2)         The reason: Matthew gives us the reason for these slim provisions. (Matthew 10:10) “… for the workman is worthy of his meat.” In other words, those who heard them preach were to provide their daily needs of food and clothing. Jesus may have been building the faith of His disciples.
3)         The application: Jesus did not give these limitations as a standard that we must follow today, but the principle still applies. If we are not careful, the things of this world will dominate our lives. (Colossians 3:1-2) “If ye then be risen with Christ, seek those things which are above, where Christ sitteth on the right hand of God. Set your affection on things above, not on things on the earth.”
b.         They were to lodge with hospitable hosts (v.10-11)
1)         When someone welcomed them into their home, they were to stay there until they left town (v.10).
2)         Whenever someone refused them hospitality, when they left, they were to shake off the dust from their feet and move on. Jesus said that on Judgment Day it will be more tolerable for Sodom and Gomorrha than for them.
a)         Sodom and Gomorrha were the cities that God destroyed by fire in the days of Abraham.
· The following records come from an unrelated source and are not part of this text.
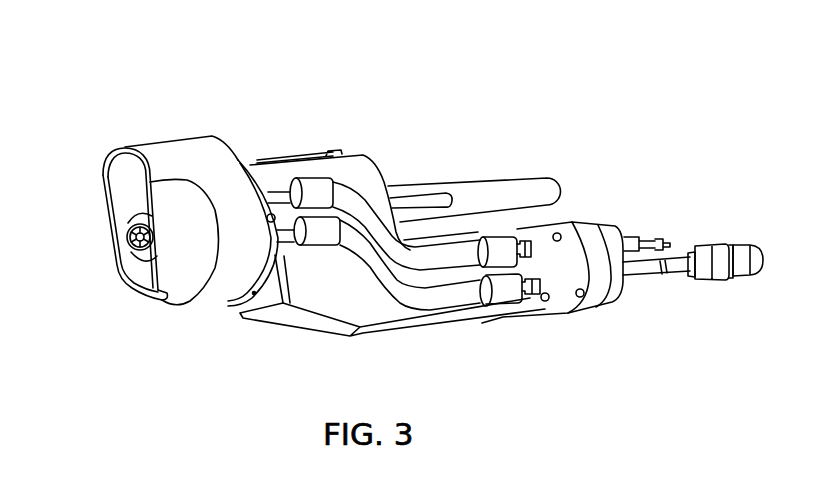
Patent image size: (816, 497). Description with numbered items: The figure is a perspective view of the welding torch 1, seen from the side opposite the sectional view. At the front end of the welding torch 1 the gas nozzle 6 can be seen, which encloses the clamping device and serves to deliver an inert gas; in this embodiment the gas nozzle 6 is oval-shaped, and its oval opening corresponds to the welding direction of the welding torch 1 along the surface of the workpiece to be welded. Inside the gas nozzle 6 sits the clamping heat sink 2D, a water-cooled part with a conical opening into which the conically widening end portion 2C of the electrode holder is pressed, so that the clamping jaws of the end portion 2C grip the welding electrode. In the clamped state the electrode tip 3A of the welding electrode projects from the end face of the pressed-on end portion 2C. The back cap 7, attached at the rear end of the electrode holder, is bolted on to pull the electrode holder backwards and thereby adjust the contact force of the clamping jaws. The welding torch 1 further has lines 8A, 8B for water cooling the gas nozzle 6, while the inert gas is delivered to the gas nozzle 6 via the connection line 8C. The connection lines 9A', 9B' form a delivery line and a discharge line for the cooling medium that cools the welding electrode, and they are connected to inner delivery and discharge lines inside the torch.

The welding torch 1 is at (584, 44).
The end portion 2C is at (130, 225).
The clamping heat sink 2D is at (130, 215).
The electrode tip 3A is at (122, 256).
The gas nozzle 6 is at (183, 297).
The back cap 7 is at (516, 180).
The line 8A is at (447, 257).
The line 8B is at (460, 293).
The connection line 8C is at (648, 233).
The connection line 9A' is at (710, 230).
The connection line 9B' is at (760, 227).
b)         Remember, Lot lived in Sodom. It was a wicked city full of vile sins and homosexuality.
c)         Jesus’ warning about those who are not hospitable to travelling preachers is very severe.
3)         This shows us that God places a very high value on sharing the Gospel with others as well as on treating preachers and missionaries hospitably. Paul reinforced this in (1 Timothy 5:17) “Let the elders [preachers] that rule well be counted worthy of double honour, especially they who labour in the word and doctrine.”

4.        The Purpose (v.12-13)

a.         Jesus said, preach repentance and help the needy
1)         The six evangelistic teams went out and preached that people should repent.
a)         We remember that to repent is to change the mind.
b)         Many will go to hell because they have a wrong mind about their sin and about the way to heaven. They must repent – change their mind and agree with God that because of their sin they deserve to go to hell and agree with God that the death and resurrection of Christ to pay for their sin is the only means of forgiveness and entrance into heaven.
2)         They also cast out demons, anointed the sick with oil and healed the sick. We already mentioned the casting out of demons. The anointing with oil was first a form of medication (e.g., Good Samaritan). It was also done in conjunction with praying for the sick (Jas 5:14). Others they had God’s power to heal.
b.         Our purpose today is somewhat similar
1)         We are to preach that people may repent and turn to Christ. Preaching is not just for the preacher. It is the duty of every Christian.
2)         The Lord has not given us His divine power to heal, but we can certainly pray over the sick and ask God to heal them.
Conclusion: Did you try to share the Gospel with anyone this week? That is to be our first concern in life. We have learned that witnessing with a friend is helpful. Depending on God’s power is vital. Keeping our focus right is important. And our purpose is to preach repentance and help others. If you are a Christian, you can do these things. Ask a friend to go with you and start being a witness this week.